Amigos de Generoso dizem que, neste ano, gostariam de votar em políticos não tradicionais, como era Marielle, mas ele também ouviu que candidatos que desejam entrar na favela precisarão pagar os traficantes por meio da associação de moradores.

Um homem que concorreu pela primeira vez na última eleição e não quis revelar o nome, diz ter feito pagamentos mensais a líderes de diversas favelas, que prometiam determinado número de votos.

Durante entrevista em um local com vista para o teleférico do Alemão, sistema que está paralisado e é um monumento à corrupção e ao trauma fiscal do governo, essa pessoa explicou que ela acreditava que esses líderes atuavam como intermediários para os traficantes.

Os moradores também pediam a ele bujões de gás, cadeiras de rodas, dinheiro para festas e churrascos e alertaram que qualquer negativa faria com que ele perdesse votos da comunidade.

Ele contou que foi a um bar para encontrar um pastor de outra favela. Pastores que falam bem de um candidato ou convidam um a falar durante os cultos são essenciais para definir como a congregação vota. Há relatos de que a filha do ex-presidente do Câmara de Deputados planeja concorrer este ano com a retaguarda da mesma igreja que apoiava o pai dela, que inclusive foi acusado de lavar dinheiro de propina por meio da igreja.

O pastor disse ao candidato que poderia garantir o voto do bairro, mas precisaria ser pago porque estava atuando junto com os traficantes. “Te vendo a favela por R$ 100.000’’, disse o pastor ao candidato, que se recusou a entrar no negócio.
Apesar de gastar R$ 1,5 milhão, ele não teve votos suficientes.

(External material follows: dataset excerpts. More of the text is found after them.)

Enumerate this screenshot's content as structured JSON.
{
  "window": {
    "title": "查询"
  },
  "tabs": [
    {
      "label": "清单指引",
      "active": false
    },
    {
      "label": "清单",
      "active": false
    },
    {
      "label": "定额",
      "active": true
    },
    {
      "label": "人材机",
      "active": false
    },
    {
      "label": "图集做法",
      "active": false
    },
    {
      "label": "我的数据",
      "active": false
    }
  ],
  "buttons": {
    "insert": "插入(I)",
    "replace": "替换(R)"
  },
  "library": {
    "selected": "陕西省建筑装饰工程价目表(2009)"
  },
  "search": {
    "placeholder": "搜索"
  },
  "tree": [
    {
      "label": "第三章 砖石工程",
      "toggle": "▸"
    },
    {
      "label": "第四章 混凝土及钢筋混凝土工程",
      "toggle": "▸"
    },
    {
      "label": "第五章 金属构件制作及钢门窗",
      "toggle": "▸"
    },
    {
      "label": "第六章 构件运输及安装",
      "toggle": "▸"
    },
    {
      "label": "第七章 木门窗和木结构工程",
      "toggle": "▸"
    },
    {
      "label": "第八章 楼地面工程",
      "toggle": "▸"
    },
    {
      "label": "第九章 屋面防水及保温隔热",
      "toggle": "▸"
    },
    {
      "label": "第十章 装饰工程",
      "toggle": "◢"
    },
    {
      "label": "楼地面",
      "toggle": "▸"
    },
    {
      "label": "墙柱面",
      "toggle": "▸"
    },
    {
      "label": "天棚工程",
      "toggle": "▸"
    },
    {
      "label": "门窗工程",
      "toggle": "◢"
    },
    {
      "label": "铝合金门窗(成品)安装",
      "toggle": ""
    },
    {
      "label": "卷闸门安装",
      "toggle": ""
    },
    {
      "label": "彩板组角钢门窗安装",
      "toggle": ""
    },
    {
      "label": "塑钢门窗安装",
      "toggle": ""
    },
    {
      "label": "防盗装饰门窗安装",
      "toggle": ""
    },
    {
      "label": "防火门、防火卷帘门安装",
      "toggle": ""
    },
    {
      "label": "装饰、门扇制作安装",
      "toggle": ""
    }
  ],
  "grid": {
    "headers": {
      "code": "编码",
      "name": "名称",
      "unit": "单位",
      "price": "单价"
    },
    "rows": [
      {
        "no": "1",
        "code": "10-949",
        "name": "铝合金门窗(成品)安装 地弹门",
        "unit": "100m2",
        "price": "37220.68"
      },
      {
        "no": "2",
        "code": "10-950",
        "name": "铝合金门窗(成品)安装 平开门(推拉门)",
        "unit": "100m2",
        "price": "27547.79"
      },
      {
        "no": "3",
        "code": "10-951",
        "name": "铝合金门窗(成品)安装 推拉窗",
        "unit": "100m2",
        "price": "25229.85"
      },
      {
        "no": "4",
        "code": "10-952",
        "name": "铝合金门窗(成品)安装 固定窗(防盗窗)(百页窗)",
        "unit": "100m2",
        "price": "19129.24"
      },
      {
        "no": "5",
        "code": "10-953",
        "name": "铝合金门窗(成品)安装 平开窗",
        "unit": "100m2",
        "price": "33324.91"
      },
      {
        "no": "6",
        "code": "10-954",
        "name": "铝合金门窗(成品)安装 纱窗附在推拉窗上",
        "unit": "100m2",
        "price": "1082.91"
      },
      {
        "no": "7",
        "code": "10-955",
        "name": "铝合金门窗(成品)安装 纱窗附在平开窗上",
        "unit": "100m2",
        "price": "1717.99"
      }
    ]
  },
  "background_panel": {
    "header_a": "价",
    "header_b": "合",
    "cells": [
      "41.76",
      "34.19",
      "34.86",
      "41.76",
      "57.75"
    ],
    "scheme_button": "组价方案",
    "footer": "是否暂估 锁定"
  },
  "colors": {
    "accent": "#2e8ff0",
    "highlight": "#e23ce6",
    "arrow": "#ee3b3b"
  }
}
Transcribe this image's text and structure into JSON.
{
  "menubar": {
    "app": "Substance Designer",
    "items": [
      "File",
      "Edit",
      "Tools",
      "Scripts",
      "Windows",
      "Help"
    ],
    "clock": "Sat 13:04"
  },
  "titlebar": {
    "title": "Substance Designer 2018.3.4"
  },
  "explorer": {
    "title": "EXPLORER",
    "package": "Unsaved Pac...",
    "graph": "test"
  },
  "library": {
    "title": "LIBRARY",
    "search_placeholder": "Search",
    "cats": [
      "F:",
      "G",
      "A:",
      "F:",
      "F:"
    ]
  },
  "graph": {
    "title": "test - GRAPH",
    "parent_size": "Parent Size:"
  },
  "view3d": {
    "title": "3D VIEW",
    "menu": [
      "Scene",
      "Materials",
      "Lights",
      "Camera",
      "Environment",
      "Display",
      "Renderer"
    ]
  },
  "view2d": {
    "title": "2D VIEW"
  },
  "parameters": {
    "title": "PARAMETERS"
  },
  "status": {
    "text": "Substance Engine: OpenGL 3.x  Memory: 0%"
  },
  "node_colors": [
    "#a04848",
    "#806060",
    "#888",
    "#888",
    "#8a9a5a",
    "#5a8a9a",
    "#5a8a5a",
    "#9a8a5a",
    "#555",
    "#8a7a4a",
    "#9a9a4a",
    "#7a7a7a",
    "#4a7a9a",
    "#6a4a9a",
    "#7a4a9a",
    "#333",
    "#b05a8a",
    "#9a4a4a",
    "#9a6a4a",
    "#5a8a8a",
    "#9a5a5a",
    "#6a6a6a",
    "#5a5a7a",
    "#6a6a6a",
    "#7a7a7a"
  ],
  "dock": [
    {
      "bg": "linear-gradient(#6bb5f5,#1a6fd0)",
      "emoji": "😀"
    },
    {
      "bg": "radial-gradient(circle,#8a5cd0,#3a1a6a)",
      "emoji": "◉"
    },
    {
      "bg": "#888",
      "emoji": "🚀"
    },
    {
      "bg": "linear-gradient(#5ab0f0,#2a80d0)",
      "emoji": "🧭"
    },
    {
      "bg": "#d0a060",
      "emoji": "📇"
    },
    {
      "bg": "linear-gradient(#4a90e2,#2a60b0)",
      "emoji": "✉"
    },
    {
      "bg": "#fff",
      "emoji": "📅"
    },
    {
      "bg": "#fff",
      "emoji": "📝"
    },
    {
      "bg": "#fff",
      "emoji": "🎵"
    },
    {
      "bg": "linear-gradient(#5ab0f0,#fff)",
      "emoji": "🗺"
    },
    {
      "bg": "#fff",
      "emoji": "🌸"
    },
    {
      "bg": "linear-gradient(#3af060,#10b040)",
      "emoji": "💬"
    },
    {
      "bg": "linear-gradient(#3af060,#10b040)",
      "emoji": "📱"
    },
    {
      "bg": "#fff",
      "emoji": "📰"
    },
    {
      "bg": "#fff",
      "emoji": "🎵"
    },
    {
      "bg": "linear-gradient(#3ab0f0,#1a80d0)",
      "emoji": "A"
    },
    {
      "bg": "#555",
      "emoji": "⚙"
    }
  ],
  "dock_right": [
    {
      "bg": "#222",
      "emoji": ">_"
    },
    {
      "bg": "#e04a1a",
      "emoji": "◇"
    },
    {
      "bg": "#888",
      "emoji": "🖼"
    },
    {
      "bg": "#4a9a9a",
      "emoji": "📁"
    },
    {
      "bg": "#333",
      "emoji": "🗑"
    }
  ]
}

E aprendeu que gastar muito nas favelas não garante vitória, se não houver conexões e o know-how eleitoral de políticos calejados, que frequentemente vêm de famílias poderosas.

A política tradicional é “extremamente rejeitada pela grande maioria” e não ter essa relação pode ajudar uma candidatura, mas não será decisivo para ganhar votos, de acordo com Mauro Paulino, diretor geral do Datafolha.

As mulheres que seguem os passos de Marielle não enfrentam somente milícias, traficantes e pastores. A elas faltam recursos e conexões. Elas pretendem agir com cautela para evitar confrontos e fazem uso intensivo das redes sociais, mas será preciso interagir diretamente com os moradores.

“O assassinato de Marielle foi um recado para um tipo de militância de mulheres negras da favela para ficarem caladas e eu vejo muita coragem naquelas que rejeitam esse recado’’, disse Mario Brum, professor de História da Universidade do Estado do Rio de Janeiro (UERJ).

“Vai ser um teste para a democracia em frangalhos que temos, outro teste, se essas pessoas conseguem fazer campanha e ter uma boa votação. Mostraria que ainda tem alguma esperança.”